Louisa Krause stars as Julia Streak, a rookie night watchwoman who’s about to spend her first night on the job. The building she’s set to watch is an old luxury residence loaded with lavish decor and tremendous amenities, but since it was never finished, the structure just exists as a hollow failure. Nonetheless, Julia is paid to patrol the halls to keep vagrants out, while her partner, Cooper (Jason Patric), monitors the security cameras. But the empty building has a way of getting into people’s heads, and as Julia explores the vacant rooms, she begins to hear voices the lead to a sealed metal door. Think she opens it?
OF COURSE SHE DOES. C’mon, do you even watch horror movies, bro?
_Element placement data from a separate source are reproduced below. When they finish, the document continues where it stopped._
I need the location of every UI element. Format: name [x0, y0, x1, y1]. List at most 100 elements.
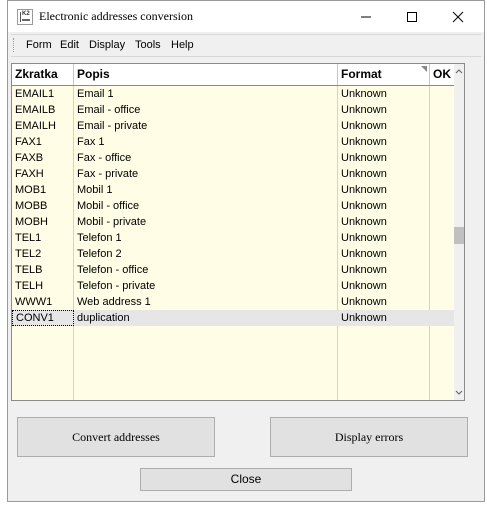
menu-display[interactable]: Display [89, 39, 125, 51]
table-row[interactable]: MOBB Mobil - office Unknown [12, 198, 454, 214]
row-ok[interactable] [430, 214, 454, 230]
table-row[interactable]: CONV1 duplication Unknown [12, 310, 454, 326]
row-ok[interactable] [430, 278, 454, 294]
row-ok[interactable] [430, 198, 454, 214]
table-row[interactable]: EMAILB Email - office Unknown [12, 102, 454, 118]
table-row[interactable]: FAX1 Fax 1 Unknown [12, 134, 454, 150]
row-code[interactable]: MOB1 [12, 182, 74, 198]
row-description[interactable]: Mobil - private [74, 214, 338, 230]
row-ok[interactable] [430, 262, 454, 278]
table-row[interactable]: MOB1 Mobil 1 Unknown [12, 182, 454, 198]
row-code[interactable]: EMAIL1 [12, 86, 74, 102]
row-format[interactable]: Unknown [338, 246, 430, 262]
row-code[interactable]: FAXB [12, 150, 74, 166]
table-row[interactable]: TELH Telefon - private Unknown [12, 278, 454, 294]
chevron-down-icon [455, 390, 463, 395]
row-format[interactable]: Unknown [338, 310, 430, 326]
row-description[interactable]: Telefon 2 [74, 246, 338, 262]
row-format[interactable]: Unknown [338, 182, 430, 198]
display-errors-button[interactable]: Display errors [270, 417, 468, 457]
menu-form[interactable]: Form [26, 39, 52, 51]
row-format[interactable]: Unknown [338, 198, 430, 214]
table-row[interactable]: EMAIL1 Email 1 Unknown [12, 86, 454, 102]
scroll-up-button[interactable] [454, 64, 464, 78]
row-ok[interactable] [430, 150, 454, 166]
row-description[interactable]: Email - office [74, 102, 338, 118]
menu-edit[interactable]: Edit [60, 39, 79, 51]
row-code[interactable]: WWW1 [12, 294, 74, 310]
row-code[interactable]: CONV1 [12, 310, 74, 326]
table-row[interactable]: TEL2 Telefon 2 Unknown [12, 246, 454, 262]
row-description[interactable]: Mobil - office [74, 198, 338, 214]
row-code[interactable]: TEL1 [12, 230, 74, 246]
addresses-grid[interactable]: Zkratka Popis Format OK EMAIL1 Email 1 Unk… [11, 63, 465, 401]
row-code[interactable]: EMAILB [12, 102, 74, 118]
table-row[interactable]: FAXB Fax - office Unknown [12, 150, 454, 166]
row-ok[interactable] [430, 310, 454, 326]
row-format[interactable]: Unknown [338, 166, 430, 182]
app-icon: K2 [17, 9, 33, 25]
column-header-ok[interactable]: OK [430, 64, 454, 85]
row-code[interactable]: FAX1 [12, 134, 74, 150]
row-format[interactable]: Unknown [338, 294, 430, 310]
column-header-popis[interactable]: Popis [74, 64, 338, 85]
row-description[interactable]: Fax - office [74, 150, 338, 166]
row-code[interactable]: TEL2 [12, 246, 74, 262]
row-format[interactable]: Unknown [338, 118, 430, 134]
scroll-down-button[interactable] [454, 386, 464, 400]
table-row[interactable]: EMAILH Email - private Unknown [12, 118, 454, 134]
row-code[interactable]: EMAILH [12, 118, 74, 134]
row-ok[interactable] [430, 246, 454, 262]
row-code[interactable]: TELH [12, 278, 74, 294]
table-row[interactable]: TEL1 Telefon 1 Unknown [12, 230, 454, 246]
row-code[interactable]: FAXH [12, 166, 74, 182]
row-format[interactable]: Unknown [338, 150, 430, 166]
column-header-zkratka[interactable]: Zkratka [12, 64, 74, 85]
row-description[interactable]: Telefon - private [74, 278, 338, 294]
row-format[interactable]: Unknown [338, 230, 430, 246]
convert-addresses-button[interactable]: Convert addresses [17, 417, 215, 457]
window-title: Electronic addresses conversion [39, 9, 193, 23]
row-ok[interactable] [430, 118, 454, 134]
maximize-button[interactable] [389, 1, 435, 32]
menu-bar: Form Edit Display Tools Help [11, 34, 481, 57]
row-format[interactable]: Unknown [338, 262, 430, 278]
table-row[interactable]: FAXH Fax - private Unknown [12, 166, 454, 182]
row-format[interactable]: Unknown [338, 278, 430, 294]
row-format[interactable]: Unknown [338, 102, 430, 118]
close-button[interactable]: Close [140, 468, 352, 491]
table-row[interactable]: MOBH Mobil - private Unknown [12, 214, 454, 230]
row-ok[interactable] [430, 134, 454, 150]
row-description[interactable]: Fax 1 [74, 134, 338, 150]
row-description[interactable]: Telefon - office [74, 262, 338, 278]
table-row[interactable]: TELB Telefon - office Unknown [12, 262, 454, 278]
menu-tools[interactable]: Tools [135, 39, 161, 51]
row-ok[interactable] [430, 230, 454, 246]
minimize-button[interactable] [343, 1, 389, 32]
scroll-thumb[interactable] [454, 227, 464, 244]
row-code[interactable]: MOBB [12, 198, 74, 214]
menu-grip [13, 38, 16, 52]
row-description[interactable]: Web address 1 [74, 294, 338, 310]
row-description[interactable]: Telefon 1 [74, 230, 338, 246]
row-ok[interactable] [430, 86, 454, 102]
close-window-button[interactable] [435, 1, 481, 32]
row-description[interactable]: Email 1 [74, 86, 338, 102]
row-ok[interactable] [430, 182, 454, 198]
row-description[interactable]: Mobil 1 [74, 182, 338, 198]
row-code[interactable]: MOBH [12, 214, 74, 230]
menu-help[interactable]: Help [171, 39, 194, 51]
table-row[interactable]: WWW1 Web address 1 Unknown [12, 294, 454, 310]
row-code[interactable]: TELB [12, 262, 74, 278]
row-format[interactable]: Unknown [338, 134, 430, 150]
row-description[interactable]: duplication [74, 310, 338, 326]
row-format[interactable]: Unknown [338, 214, 430, 230]
row-ok[interactable] [430, 102, 454, 118]
column-header-format[interactable]: Format [338, 64, 430, 85]
row-description[interactable]: Fax - private [74, 166, 338, 182]
row-description[interactable]: Email - private [74, 118, 338, 134]
row-ok[interactable] [430, 294, 454, 310]
vertical-scrollbar[interactable] [454, 64, 464, 400]
row-format[interactable]: Unknown [338, 86, 430, 102]
row-ok[interactable] [430, 166, 454, 182]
It’s worth mentioning that Cooper’s movement is restricted by his wheelchair, which adds a little more danger to the whole ordeal. Julia is forced to explore most empty rooms by herself, as Cooper watches from a nifty headset camera that shows her direct POV. No need to get nervous, though – Rockaway stays away from found-footage generics given Julia’s recording device. Instead, the filmmaker builds a cavernous construct that’s inherent with foreboding tension. Each room is a wide-open, dimly lit source of grandeur, and set design goes a long way in sending chills up our spine. Rockaway and cinematographer Zack Galler capture isolation at its most unnerving, building a strong foundation through each visual conquest.
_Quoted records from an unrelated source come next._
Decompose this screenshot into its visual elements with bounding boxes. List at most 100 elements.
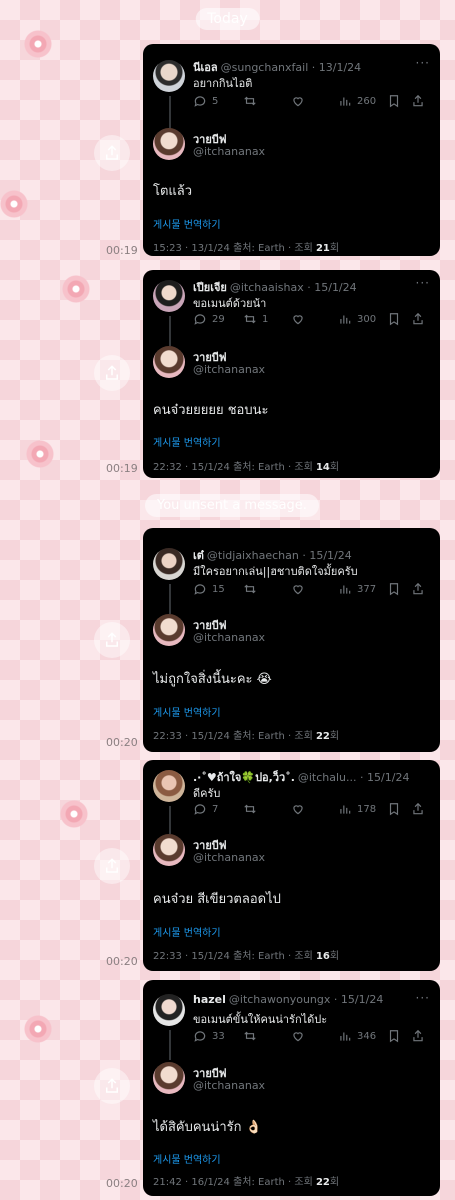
share-icon xyxy=(106,365,118,380)
tweet-card[interactable]: .·˚♥ถ้าใจ🍀ปอ,ว็ว˚. @itchalu... · 15/1/24 … xyxy=(143,760,440,971)
bookmark-button[interactable] xyxy=(387,582,401,596)
quoted-text: ดีครับ xyxy=(193,787,221,800)
share-button[interactable] xyxy=(94,355,130,391)
reply-text: โตแล้ว xyxy=(153,184,193,199)
views-button[interactable]: 346 xyxy=(338,1029,376,1043)
translate-link[interactable]: 게시물 번역하기 xyxy=(153,924,221,939)
share-tweet-button[interactable] xyxy=(411,1029,425,1043)
avatar xyxy=(153,1062,185,1094)
views-button[interactable]: 300 xyxy=(338,312,376,326)
quoted-text: ขอเมนต์ขั้นให้คนน่ารักได้ปะ xyxy=(193,1013,328,1026)
flower-decoration xyxy=(60,800,88,828)
more-icon[interactable]: ··· xyxy=(416,991,430,1005)
retweet-icon xyxy=(244,96,256,106)
bookmark-icon xyxy=(389,583,399,596)
flower-decoration xyxy=(26,440,54,468)
avatar xyxy=(153,346,185,378)
tweet-card[interactable]: เปียเจีย @itchaaishax · 15/1/24 ··· ขอเมน… xyxy=(143,270,440,478)
tweet-card[interactable]: นีเอล @sungchanxfail · 13/1/24 ··· อยากกิ… xyxy=(143,44,440,256)
bookmark-icon xyxy=(389,803,399,816)
retweet-button[interactable] xyxy=(243,1029,262,1043)
tweet-actions: 5 260 xyxy=(193,94,430,110)
reply-button[interactable]: 33 xyxy=(193,1029,225,1043)
reply-handle: @itchananax xyxy=(193,851,266,864)
flower-decoration xyxy=(0,190,28,218)
share-button[interactable] xyxy=(94,622,130,658)
like-button[interactable] xyxy=(291,802,305,816)
reply-handle: @itchananax xyxy=(193,631,266,644)
message-time: 00:20 xyxy=(106,955,138,968)
like-button[interactable] xyxy=(291,1029,305,1043)
share-tweet-button[interactable] xyxy=(411,802,425,816)
tweet-meta: 22:32 · 15/1/24 출처: Earth · 조회 14회 xyxy=(153,462,340,473)
share-tweet-button[interactable] xyxy=(411,94,425,108)
retweet-button[interactable] xyxy=(243,94,262,108)
like-button[interactable] xyxy=(291,94,305,108)
more-icon[interactable]: ··· xyxy=(416,276,430,290)
bookmark-button[interactable] xyxy=(387,802,401,816)
share-icon xyxy=(106,858,118,873)
reply-text: คนจ๋วยยยยย ชอบนะ xyxy=(153,403,269,418)
more-icon[interactable]: ··· xyxy=(416,56,430,70)
share-icon xyxy=(413,582,423,595)
share-tweet-button[interactable] xyxy=(411,312,425,326)
tweet-meta: 22:33 · 15/1/24 출처: Earth · 조회 16회 xyxy=(153,951,340,962)
bookmark-icon xyxy=(389,95,399,108)
flower-decoration xyxy=(24,1015,52,1043)
views-button[interactable]: 377 xyxy=(338,582,376,596)
views-icon xyxy=(340,315,351,324)
share-icon xyxy=(106,145,118,160)
tweet-meta: 22:33 · 15/1/24 출처: Earth · 조회 22회 xyxy=(153,731,340,742)
message-time: 00:20 xyxy=(106,1177,138,1190)
retweet-button[interactable]: 1 xyxy=(243,312,268,326)
tweet-card[interactable]: hazel @itchawonyoungx · 15/1/24 ··· ขอเมน… xyxy=(143,980,440,1196)
retweet-icon xyxy=(244,584,256,594)
reply-icon xyxy=(194,804,206,815)
reply-text: ได้สิคับคนน่ารัก 👌🏻 xyxy=(153,1120,262,1135)
retweet-button[interactable] xyxy=(243,582,262,596)
reply-button[interactable]: 15 xyxy=(193,582,225,596)
message-time: 00:19 xyxy=(106,462,138,475)
share-button[interactable] xyxy=(94,1068,130,1104)
like-button[interactable] xyxy=(291,312,305,326)
reply-button[interactable]: 29 xyxy=(193,312,225,326)
message-time: 00:19 xyxy=(106,244,138,257)
heart-icon xyxy=(293,315,303,325)
avatar xyxy=(153,548,185,580)
flower-decoration xyxy=(24,30,52,58)
retweet-button[interactable] xyxy=(243,802,262,816)
avatar xyxy=(153,994,185,1026)
tweet-actions: 33 346 xyxy=(193,1029,430,1045)
like-button[interactable] xyxy=(291,582,305,596)
tweet-meta: 21:42 · 16/1/24 출처: Earth · 조회 22회 xyxy=(153,1177,340,1188)
reply-handle: @itchananax xyxy=(193,1079,266,1092)
translate-link[interactable]: 게시물 번역하기 xyxy=(153,434,221,449)
bookmark-button[interactable] xyxy=(387,1029,401,1043)
quoted-author: hazel @itchawonyoungx · 15/1/24 xyxy=(193,993,384,1006)
reply-icon xyxy=(194,1031,206,1042)
share-tweet-button[interactable] xyxy=(411,582,425,596)
share-icon xyxy=(106,1078,118,1093)
bookmark-button[interactable] xyxy=(387,94,401,108)
translate-link[interactable]: 게시물 번역하기 xyxy=(153,216,221,231)
share-button[interactable] xyxy=(94,135,130,171)
views-button[interactable]: 178 xyxy=(338,802,376,816)
avatar xyxy=(153,128,185,160)
retweet-icon xyxy=(244,314,256,324)
share-button[interactable] xyxy=(94,848,130,884)
translate-link[interactable]: 게시물 번역하기 xyxy=(153,1151,221,1166)
views-icon xyxy=(340,97,351,106)
bookmark-button[interactable] xyxy=(387,312,401,326)
translate-link[interactable]: 게시물 번역하기 xyxy=(153,704,221,719)
reply-handle: @itchananax xyxy=(193,145,266,158)
views-icon xyxy=(340,585,351,594)
reply-icon xyxy=(194,584,206,595)
retweet-icon xyxy=(244,1031,256,1041)
avatar xyxy=(153,770,185,802)
tweet-actions: 15 377 xyxy=(193,582,430,598)
tweet-card[interactable]: เต๋ @tidjaixhaechan · 15/1/24 มีใครอยากเล… xyxy=(143,528,440,752)
share-icon xyxy=(413,94,423,107)
reply-button[interactable]: 5 xyxy=(193,94,218,108)
reply-button[interactable]: 7 xyxy=(193,802,218,816)
views-button[interactable]: 260 xyxy=(338,94,376,108)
The story itself, written by Rockaway and Ido Fluk, works for the haunted house approach that’s sought out – it’s just the film’s ending that halts momentum to a gloomy standstill. Otherwise, Julie’s inaugural night is a spooky endeavor that hits all the notes that an invasive paranormal thriller should, even if it doesn’t rewrite the history books.
Night vision reveals unmentionables that our characters can’t immediately see, lights flicker at random, and internal paranoias blur reality, but it’s all charged by a noticeable fear found in Louisa Krause’s leading performance. Patric is more the annoyed, wise-cracking partner, wanting to just drink his way through the night, but Krause embraces the chaos, and pushes forward anxiously. It’s your typical “WHY IS SHE GOING DOWN THE PITCH-BLACK HALLWAY ALONE” material, but Rockaway crafts each encounter with tension in mind, and delivers said product.
This brings us to the film’s ending, which would leave a much different impression if the final five minutes (or so) were stricken from the record. I get it – The Abandoned doesn’t WANT to simply be another creepy story, and attempts something weightier. Something with more humanity. A movie that possesses a message and wallops you at the end with an unforeseen conclusion. These are the things I wanted to feel, but twisted realizations only turned into questions, uncertainty, and an ending that’s far too jarring for the film’s initial buildup. Suitable scares turn into an emotional barrage that rewrites the entirety of Rockaway’s work, and while ambition is surely an enviable quality, it spells doom for what could have been a passable thriller.
I’ll leave you with this: The Abandoned is a horror movie that should be watched by fans who enjoy a good structural haunt, but just know that the ending will not work for all audiences. It’s worth the test in my eyes, because not everyone will agree with my assessment. Nor should they. Some people may fall in love with the more heartfelt ending, and for them, Rockaway’s mystique should provide a warm embrace. But others, like me, will only be left with the taste of an off-putting finale, and its lingering taste as the credits role.
The Abandoned is a steadfast and creepy haunted flick, until the final five minutes sink the entire production. It'll work for some, but sadly not for most.